Protein folding mediated by the molecular chaperone GroEL occurs by its binding to non-native polypeptide substrates and is driven by ATP hydrolysis. Both of these processes are influenced by the reversible association of the co-protein, GroES (refs 2-4). GroEL and other chaperonin 60 molecules are large, cylindrical oligomers consisting of two stacked heptameric rings of subunits; each ring forms a cage-like structure thought to bind polypeptides in a central cavity. Chaperonins play a passive role in folding by binding or sequestering folding proteins to prevent their aggregation, but they may also actively unfold substrate proteins trapped in misfolded forms, enabling them to assume productive folding conformations. Biochemical studies show that GroES improves the efficiency of GroEL function, but the structural basis for this is unknown. Here we report the first direct visualization, by cryo-electron microscopy, of a non-native protein substrate (malate dehydrogenase) bound to the mobile, outer domains at one end of GroEL. Addition of GroES to GroEL in the presence of ATP causes a dramatic hinge opening of about 60 degrees. GroES binds to the equivalent surface of the GroEL outer domains, but on the opposite end of the GroEL oligomer to the protein substrate.

ATP induces large quaternary rearrangements in a cage-like chaperonin structure.

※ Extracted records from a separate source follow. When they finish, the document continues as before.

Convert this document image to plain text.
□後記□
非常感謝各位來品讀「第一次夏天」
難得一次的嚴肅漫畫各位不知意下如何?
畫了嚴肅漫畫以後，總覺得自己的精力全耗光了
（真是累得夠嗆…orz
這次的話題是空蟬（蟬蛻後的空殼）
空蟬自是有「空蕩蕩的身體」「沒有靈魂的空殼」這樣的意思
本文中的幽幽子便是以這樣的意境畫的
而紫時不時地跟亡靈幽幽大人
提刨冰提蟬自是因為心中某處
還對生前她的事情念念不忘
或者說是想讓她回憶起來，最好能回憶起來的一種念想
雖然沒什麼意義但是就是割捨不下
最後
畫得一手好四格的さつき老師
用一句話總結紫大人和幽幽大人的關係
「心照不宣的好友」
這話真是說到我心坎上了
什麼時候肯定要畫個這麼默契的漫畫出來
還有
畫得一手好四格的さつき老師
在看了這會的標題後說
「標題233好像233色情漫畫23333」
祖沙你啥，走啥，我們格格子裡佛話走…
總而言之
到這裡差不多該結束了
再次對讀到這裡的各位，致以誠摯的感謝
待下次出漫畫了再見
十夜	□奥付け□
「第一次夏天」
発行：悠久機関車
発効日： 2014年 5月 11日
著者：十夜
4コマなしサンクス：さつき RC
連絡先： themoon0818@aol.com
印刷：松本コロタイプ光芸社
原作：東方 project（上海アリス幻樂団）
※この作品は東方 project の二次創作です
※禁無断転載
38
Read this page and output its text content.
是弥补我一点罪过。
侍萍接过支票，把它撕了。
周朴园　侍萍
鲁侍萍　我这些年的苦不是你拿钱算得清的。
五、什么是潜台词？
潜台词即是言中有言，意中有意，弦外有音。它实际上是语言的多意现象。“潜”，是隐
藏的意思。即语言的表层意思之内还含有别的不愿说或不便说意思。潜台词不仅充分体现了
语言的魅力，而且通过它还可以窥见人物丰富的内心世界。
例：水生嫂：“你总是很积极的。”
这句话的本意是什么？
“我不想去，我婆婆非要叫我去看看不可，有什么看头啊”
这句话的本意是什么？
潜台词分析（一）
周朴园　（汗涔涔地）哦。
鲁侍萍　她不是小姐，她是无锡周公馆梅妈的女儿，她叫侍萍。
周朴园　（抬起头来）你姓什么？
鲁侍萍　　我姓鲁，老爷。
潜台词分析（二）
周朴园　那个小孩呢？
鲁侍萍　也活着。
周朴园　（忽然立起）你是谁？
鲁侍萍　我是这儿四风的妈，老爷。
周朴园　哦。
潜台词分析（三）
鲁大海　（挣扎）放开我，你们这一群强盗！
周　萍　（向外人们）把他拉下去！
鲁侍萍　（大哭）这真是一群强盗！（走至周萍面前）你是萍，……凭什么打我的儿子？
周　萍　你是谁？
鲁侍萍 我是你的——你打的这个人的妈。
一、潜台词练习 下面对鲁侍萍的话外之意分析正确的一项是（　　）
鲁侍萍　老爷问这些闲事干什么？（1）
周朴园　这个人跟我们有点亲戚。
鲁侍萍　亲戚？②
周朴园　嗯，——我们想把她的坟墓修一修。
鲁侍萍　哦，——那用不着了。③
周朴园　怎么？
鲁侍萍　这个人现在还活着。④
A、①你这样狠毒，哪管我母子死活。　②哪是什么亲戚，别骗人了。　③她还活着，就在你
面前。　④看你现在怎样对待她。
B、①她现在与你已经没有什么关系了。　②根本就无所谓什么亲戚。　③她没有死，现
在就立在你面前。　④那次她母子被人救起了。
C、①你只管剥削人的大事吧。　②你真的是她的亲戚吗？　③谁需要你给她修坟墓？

BACKGROUND: The chaperonins, a family of molecular chaperones, are large oligomeric proteins that bind nonnative intermediates of protein folding. They couple the release and correct folding of their ligands to the binding and hydrolysis of ATP. Chaperonin 60 (cpn60) is a decatetramer (14-mer) of 60 kD subunits. Folding of some ligands also requires the cooperation of cpn10, a heptamer of 10 kD subunits. RESULTS: We have determined the three-dimensional arrangements of subunits in Rhodobacter sphaeroides cpn60 in the nucleotide-free and ATP-bound forms. Negative stain electron microscopy and tilt reconstruction show the cylindrical structure of the decatetramer comprising two rings of seven subunits. The decatetramer consists of two cages joined base-to-base without a continuous central channel. These cages appear to contain bound polypeptide with an asymmetric distribution between the two rings. The two major domains of each subunit are connected on the exterior of the cylinder by a narrower bridge of density that could be a hinge region. Binding of ATP to cpn60 causes a major rearrangement of the protein density, which is reversed upon the hydrolysis of the ATP. Cpn10 binds to only one end of the cpn60 structure and is visible as an additional layer of density forming a cap on one end of the cpn60 cylinder. CONCLUSIONS: The observed rearrangement is consistent with an inward 5-10 degrees rotation of subunits, pivoting about the subunit contacts between the two heptamers, and thus bringing cpn60 domains towards the position occupied by the bound polypeptide. This change could explain the stimulation of ATPase activity by ligands, and the effects of ATP on lowering the affinity of cpn60 for ligands and on triggering the release of folding polypeptides.